И позволив ему делать с собой все, что ему хочется, она ощутила в себе бесконечный мир.
Он почти ничего не говорил, просто лежал и ласкал ее, и она чувствовала, как в ней опять пробуждается желание и все те чувства, который, как она думала, были в ней убиты.
Желание ее росло, желание близости с ним. Ей казалось, что вся она раскрывается навстречу ему, словно цветок под лучами солнца.
— Эльвир… — сказала она, и в голосе ее чувствовалась вся глубина переживаемых ею чувств. Все ее желания были устремлены к одному: к слиянию с ним.
И тут в ней проснулась страсть, жестокая и о существовании которой она не догадывалась. Эта страсть овладевала ею, швыряя ее в водоворот чувств, от которых перехватывало дыханье.
И ей вспомнились роды.

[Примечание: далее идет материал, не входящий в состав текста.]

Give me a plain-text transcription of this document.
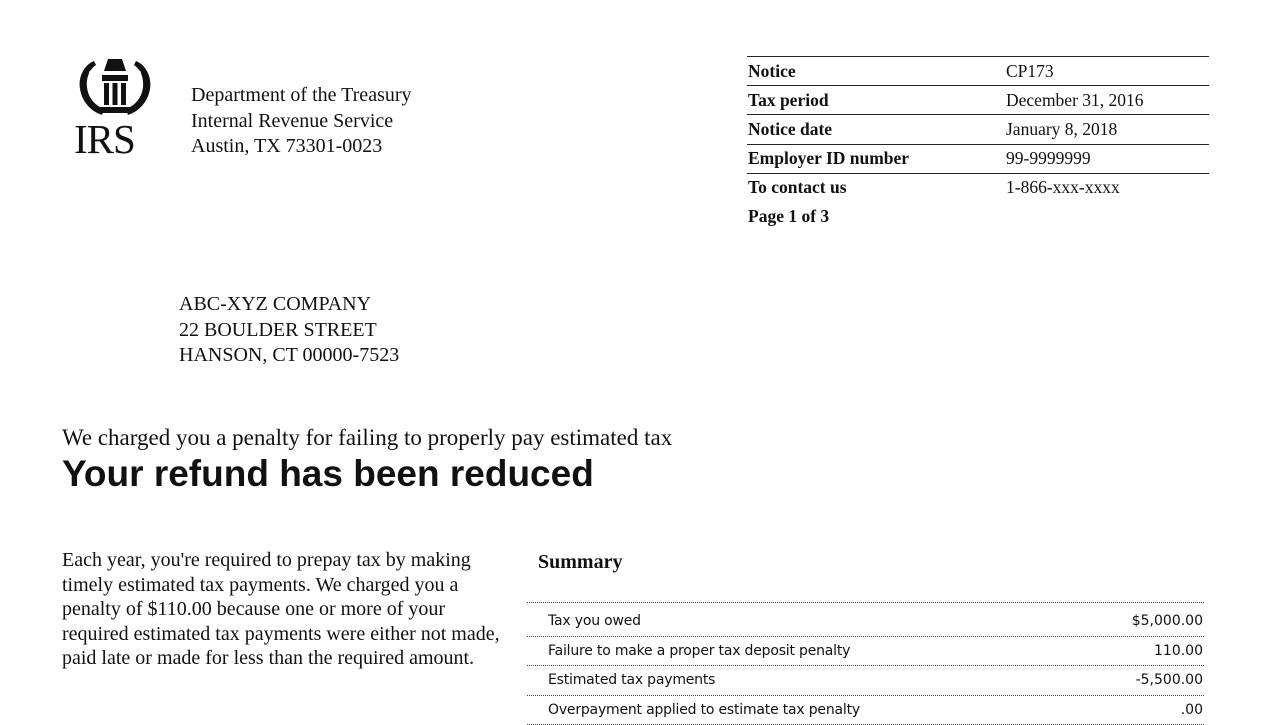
IRS
Department of the Treasury
Internal Revenue Service
Austin, TX 73301-0023
Notice	CP173
Tax period	December 31, 2016
Notice date	January 8, 2018
Employer ID number	99-9999999
To contact us	1-866-xxx-xxxx
Page 1 of 3
ABC-XYZ COMPANY
22 BOULDER STREET
HANSON, CT 00000-7523
We charged you a penalty for failing to properly pay estimated tax
Your refund has been reduced
Each year, you're required to prepay tax by making timely estimated tax payments. We charged you a penalty of $110.00 because one or more of your required estimated tax payments were either not made, paid late or made for less than the required amount.
Summary
Tax you owed	$5,000.00
Failure to make a proper tax deposit penalty	110.00
Estimated tax payments	-5,500.00
Overpayment applied to estimate tax penalty	.00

В тот раз она тоже ощутила в себе силы, о существовании которых не подозревала. И тогда она обрела саму себя в борьбе с болью.
И она стала сопротивляться, не желая выпускать на волю эти силы. Нет! Она не хотела, чтобы ее унесло бешеным водоворотом. Нет! Нет! Она боролась и почувствовала, что победила. Должно быть, она закричала, потому что рука Эльвира прикрыла ей рот.
И успокоившись, она посмотрела на него и увидела, как он беспомощен в своей страсти. И она поняла, что может улизнуть от него, оставив ему лишь пустую оболочку.
Она видела боль в его глазах, боль сожаления о том, что она не поддалась ему. Но он уже не мог остановиться, не мог оттолкнуть ее.
— Сигрид, во имя Фрейра… — простонал он.
Она вздрогнула. Фрейр и Герд, проклятие Скирнира… Хочет ли она пребывать во тьме и холоде наедине со своей силой воли?
— Нет, нет…
С этим сдавленным криком она прижалась к нему, поддалась ритму волнообразных движений, дала увлечь себя бешеному водовороту, дала волю страсти, граничащей с болью. И почувствовала свое единение с Эльвиром, слияние своей воли с его и стала частью его.
Находясь в полузабытьи, она ощущала гармонию счастья и боли в бесконечной цепи поколений… И провалилась в бездну спокойствия и удовлетворенности. Она не знала, долго ли находилась в этом состоянии, но, постепенно приходя в себя, увидела лицо Эльвира рядом со своим лицом, почувствовала его объятия.
Лицо его было преисполнено мира — мира спящего ребенка. Заметив, что она пошевелилась, он открыл глаза. Во взгляде его были тепло и уверенность. Со счастливым стоном он прижал ее к себе, и его непринужденная уверенность показала ей, что она принадлежит ему.
Пути назад не было. Никогда больше она не будет противопоставлять свою волю его. Силу, которую она ощутила, Сигрид отдавала теперь в его руки, и ничто в мире не могло помешать этому.
И она тихо заплакала у него на плече.
— Любимая, — сказал он, улыбаясь, — не надо плакать, ты была так добра…
— Прости… — с трудом произнесла она, — просто мне показалось, что я становлюсь твоей рабыней.
— Ты стала моей женой, — ответил он, — а не моей рабыней. Ведь то, что ты дала мне, ты дала добровольно. Хотела бы ты забрать все обратно?